Retail analysts have been voicing their anxiety over the possibility that aggressive promotional strategies this holiday season will flatten gross margins, a concern that now seems worsened by the threat of bloated retail inventory. As inventory growth outstretches sales growth, the fear is that retailers will be compelled to make even further markdowns, pinching already diminished gross margins.
The evidence of inventory overstock is powerful: Gap Inc., Victoria’s Secret, Chico’s FAS Inc. and Abercrombie & Fitch are just a small but representative sampling of the apparel retailers carrying heavier inventory loads into the fourth quarter than they had in the third. All of these companies have publicly conceded that their inventory volumes exceed optimal levels.

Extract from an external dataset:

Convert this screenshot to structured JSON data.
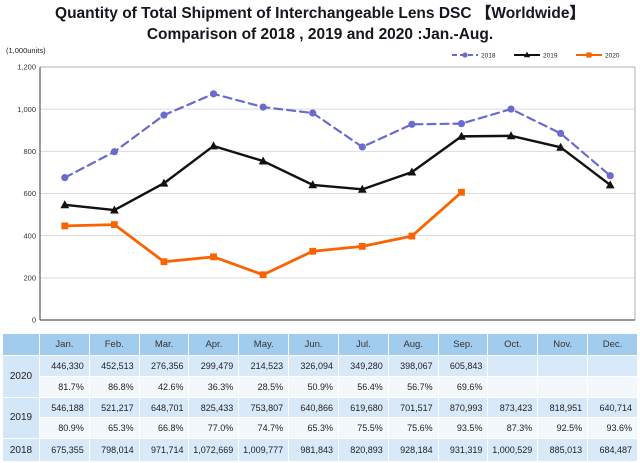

Marshal Cohen, chief industry analyst for the NPD Group, said the signs of overstocked inventory are often conspicuous enough to spot in the stores themselves, without recourse to proprietary data. Shelves stacked impossibly high and storerooms cramped with overflowing merchandise are clues that stockrooms have run out of usable space. Cohen said, “When the most common sizes of popular items don’t sell out, that’s a problem.”
Theories abound about persistently sluggish sales performance. A stubbornly underperforming economy, looming fiscal uncertainty, congressional deadlock over issues that promise to impact citizens’ purse strings have all contributed to a wary consumer more interested in either savings or big ticket purchases while low interest rates still abide.
Apparel retailers are also suffering from a dearth of a hot trend incentivizing shoppers to patronize them. But this year the biggest trends seem to be in footwear, little help so far to garment focused business.
And the earlier start this year’s holiday shopping season has also come with its own basket of challenges. According to an influential study issued by the CFI Group, “Holiday Retail Spending Report 2013,” retailers themselves have contributed to the diminishment of Black Friday by beginning their holiday marketing campaigns much earlier. Forty-nine percent of retailers have reported rolling out their holiday promotions by October 31, according to a study conducted by Experian Marketing Services. By then, more 25 percent of shoppers have already kicked off their holiday buying and another 23 percent plan to do a majority of it prior to the end of October. Nearly 61 percent plan to be done by Thanksgiving. This means retailers can’t afford to procrastinate their major promotions until Black Friday.
The difficulty presented by the earlier start is that retailers stock more of their product in advance of heavy shopping activity, thereby forced to make predictions about what will and will not sell without adequate data. And even the spring goods will be arriving earlier this year; for most retailers, those shipments come in before Christmas this year, as opposed to well after the New Year’s, which is the standard schedule. This creates the likelihood that stores will be forced to simultaneously house both winter and spring offerings without enough space to accommodate them.
Gap Inc. is a good example of the growing problem. Simeon Siegel, an analyst with Nomura Research, speaking to the Wall Street Journal, estimates that the company will experience a 4 percent drop in sales for the fourth quarter, especially vexing since it ended the third quarter with its inventory up 9 percent. Chico’s inventory leapt 14 percent going into the fourth quarter and is expected to suffer a 1 percent dip in sales. Abercrombie & Fitch is expected to see a 14 percent nosedive in sales, leaving it saddled with an inventory increased by 22 percent.
Siegel highlighted how historically unusual these numbers are. “These ratios are the worst we’ve seen in quite a while,” he said.
The threat of overstocked inventory comes at a particularly bad time since many believe that the principal challenge of this holiday season will be the downward pressure exerted on margins due to steep discounting. The Morgan Stanley study, “Expect Coal: We Predict the Weakest Holiday Since 2008,” expressed anxiety that a maelstrom of promotional offers might trigger a chain of comparable discounts from their competitors, forcing down gross margins for the entire industry. The study likened the domino effect to the hitting of a “panic button,” which sends anxious reverberations across the entire soft-line retail sector.
Faced with increasing inventory and shrinking storage space, retailers will have little choice but to dramatically mark down their leftover products, compressing margins even more. This is one of the rare occasions when superabundance is a curse.